The authors also note that the actual utterance types children infer may be based on a number of cues, such as prosody (in particular, pitch contour or intonation). Knowing the ideal number of utterance types might be useful so we know how many classes we’re aiming for, based on these cues. At the very least, the results here suggest fewer may be better. Relatedly: recent experimental work by Geffen & Mintz (2014) suggests 12-month-olds can at least make a binary classification between declaratives vs. yes/no questions in English in the absence of prosodic contour cues — so there may be other cues infants are able to use besides prosody at the age when early grammatical categorization would be happening.
*Reference: Geffen, S. & Mintz, T. 2014. Can You Believe It? 12-Month-Olds Use Word Order to Distinguish Between Declaratives and Polar Interrogatives. Language Learning and Development. DOI: 10.1080/15475441.2014.951595.

More specific thoughts:

(1) Introduction, age ranges: “…children who are at the point of learning syntax — at 2-3 years of age” — This is just me being persnickety, but I think the age is closer to 1 if we’re talking about early categorization before the learner has any knowledge of categories (which is the start state of the learner modeled here).  I don’t think it matters for the model they do here and the cues they rely on, but it’s a more general point about these kinds of computational models. If we’re going to a model a process where the learner is basically starting from scratch (no prior knowledge of categories here), then this is going to be happening very early and probably won’t persist for very long. Even after a little of this kind of learning, the learner then has some knowledge, which ought to bias future learning (future categorization here). This brings up the tricky subject of what the output ought to be for such early stage learning models (which Lawrence, Galia, and I have been worrying about lately). Do we really want adult-level grammatical categories? Maybe not. But what’s acceptable output and how do we tell if we’ve got it? F&al2013 sensibly compare the inferred categories to the CHILDES-annotated categories, which are based on adult categories. But if this is meant to model early categorization occurring around 12 months and only lasting long enough to boost other categorization, maybe that’s not the output we want. 

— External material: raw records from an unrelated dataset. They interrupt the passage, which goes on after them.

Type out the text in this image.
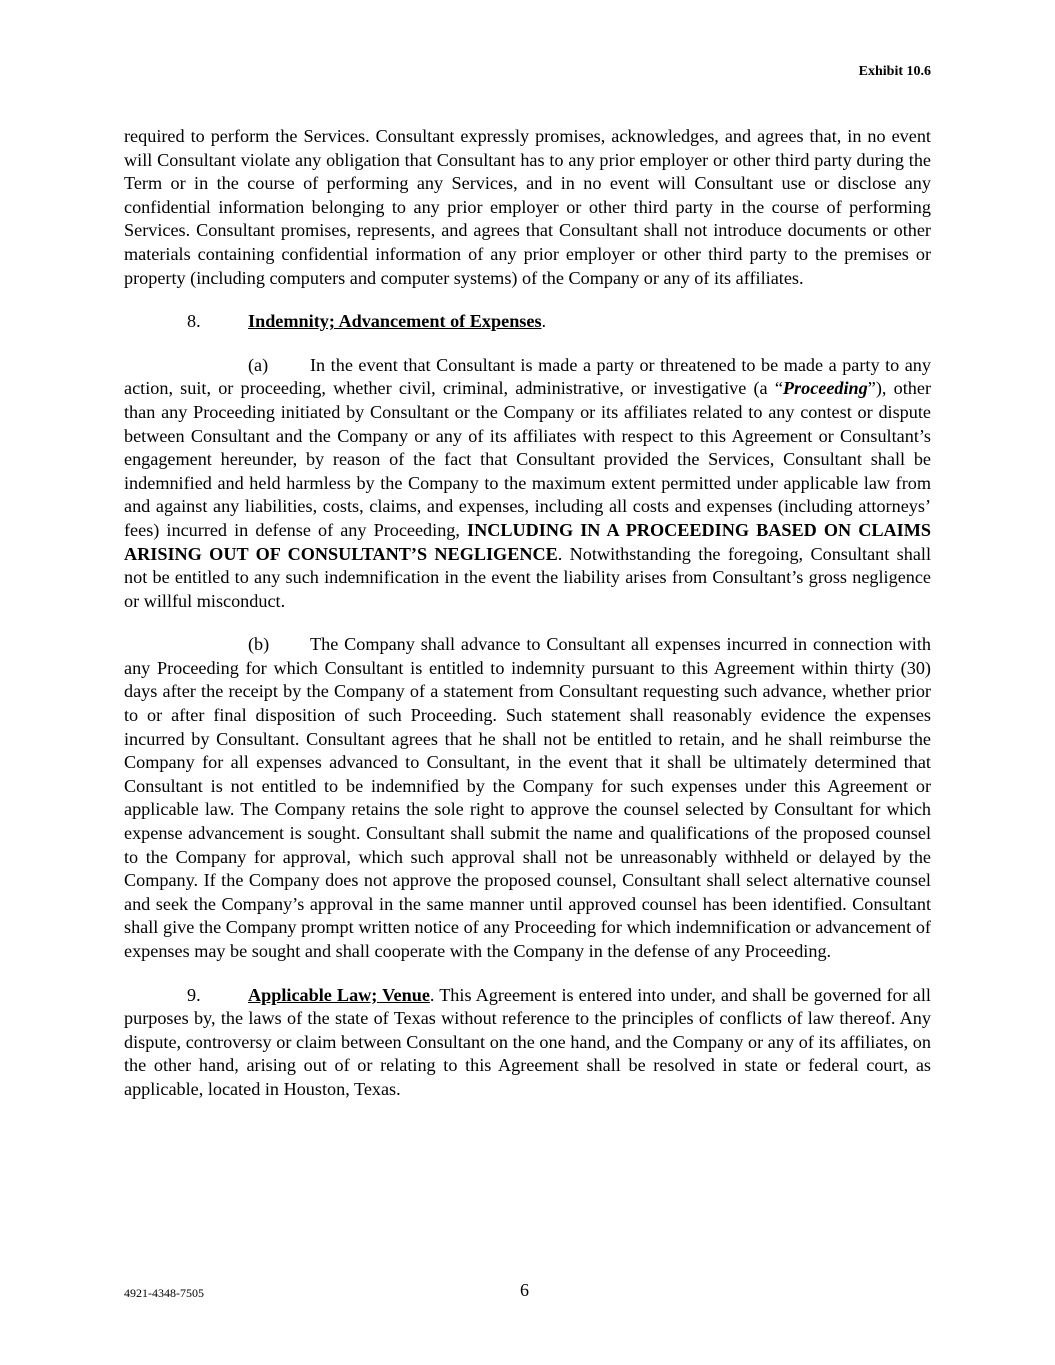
Exhibit 10.6

required to perform the Services. Consultant expressly promises, acknowledges, and agrees that, in no event will Consultant violate any obligation that Consultant has to any prior employer or other third party during the Term or in the course of performing any Services, and in no event will Consultant use or disclose any confidential information belonging to any prior employer or other third party in the course of performing Services. Consultant promises, represents, and agrees that Consultant shall not introduce documents or other materials containing confidential information of any prior employer or other third party to the premises or property (including computers and computer systems) of the Company or any of its affiliates.

8.	Indemnity; Advancement of Expenses.

(a) In the event that Consultant is made a party or threatened to be made a party to any action, suit, or proceeding, whether civil, criminal, administrative, or investigative (a “Proceeding”), other than any Proceeding initiated by Consultant or the Company or its affiliates related to any contest or dispute between Consultant and the Company or any of its affiliates with respect to this Agreement or Consultant’s engagement hereunder, by reason of the fact that Consultant provided the Services, Consultant shall be indemnified and held harmless by the Company to the maximum extent permitted under applicable law from and against any liabilities, costs, claims, and expenses, including all costs and expenses (including attorneys’ fees) incurred in defense of any Proceeding, INCLUDING IN A PROCEEDING BASED ON CLAIMS ARISING OUT OF CONSULTANT’S NEGLIGENCE. Notwithstanding the foregoing, Consultant shall not be entitled to any such indemnification in the event the liability arises from Consultant’s gross negligence or willful misconduct.

(b) The Company shall advance to Consultant all expenses incurred in connection with any Proceeding for which Consultant is entitled to indemnity pursuant to this Agreement within thirty (30) days after the receipt by the Company of a statement from Consultant requesting such advance, whether prior to or after final disposition of such Proceeding. Such statement shall reasonably evidence the expenses incurred by Consultant. Consultant agrees that he shall not be entitled to retain, and he shall reimburse the Company for all expenses advanced to Consultant, in the event that it shall be ultimately determined that Consultant is not entitled to be indemnified by the Company for such expenses under this Agreement or applicable law. The Company retains the sole right to approve the counsel selected by Consultant for which expense advancement is sought. Consultant shall submit the name and qualifications of the proposed counsel to the Company for approval, which such approval shall not be unreasonably withheld or delayed by the Company. If the Company does not approve the proposed counsel, Consultant shall select alternative counsel and seek the Company’s approval in the same manner until approved counsel has been identified. Consultant shall give the Company prompt written notice of any Proceeding for which indemnification or advancement of expenses may be sought and shall cooperate with the Company in the defense of any Proceeding.

9.	Applicable Law; Venue. This Agreement is entered into under, and shall be governed for all purposes by, the laws of the state of Texas without reference to the principles of conflicts of law thereof. Any dispute, controversy or claim between Consultant on the one hand, and the Company or any of its affiliates, on the other hand, arising out of or relating to this Agreement shall be resolved in state or federal court, as applicable, located in Houston, Texas.

4921-4348-7505	6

(2) English experiments, 4.1.1. Corpora, methods quibble: “Wh-words are tagged as adverbs…pronouns…or determiners.”  — I wonder why. Wh-words have pretty distinct properties with respect to word order (wh-fronting in English), among other things. It seems like it might have been more useful to cluster wh-words together into their own category.

(3) English experiments, 4.1.2. Inference: Somewhat related to the point above, it’d be a nice extension to not preset the number of categories the learner is meant to identify, and instead infer how many categories are best and what words belong in those categories. (Hello, infinite BHMM…)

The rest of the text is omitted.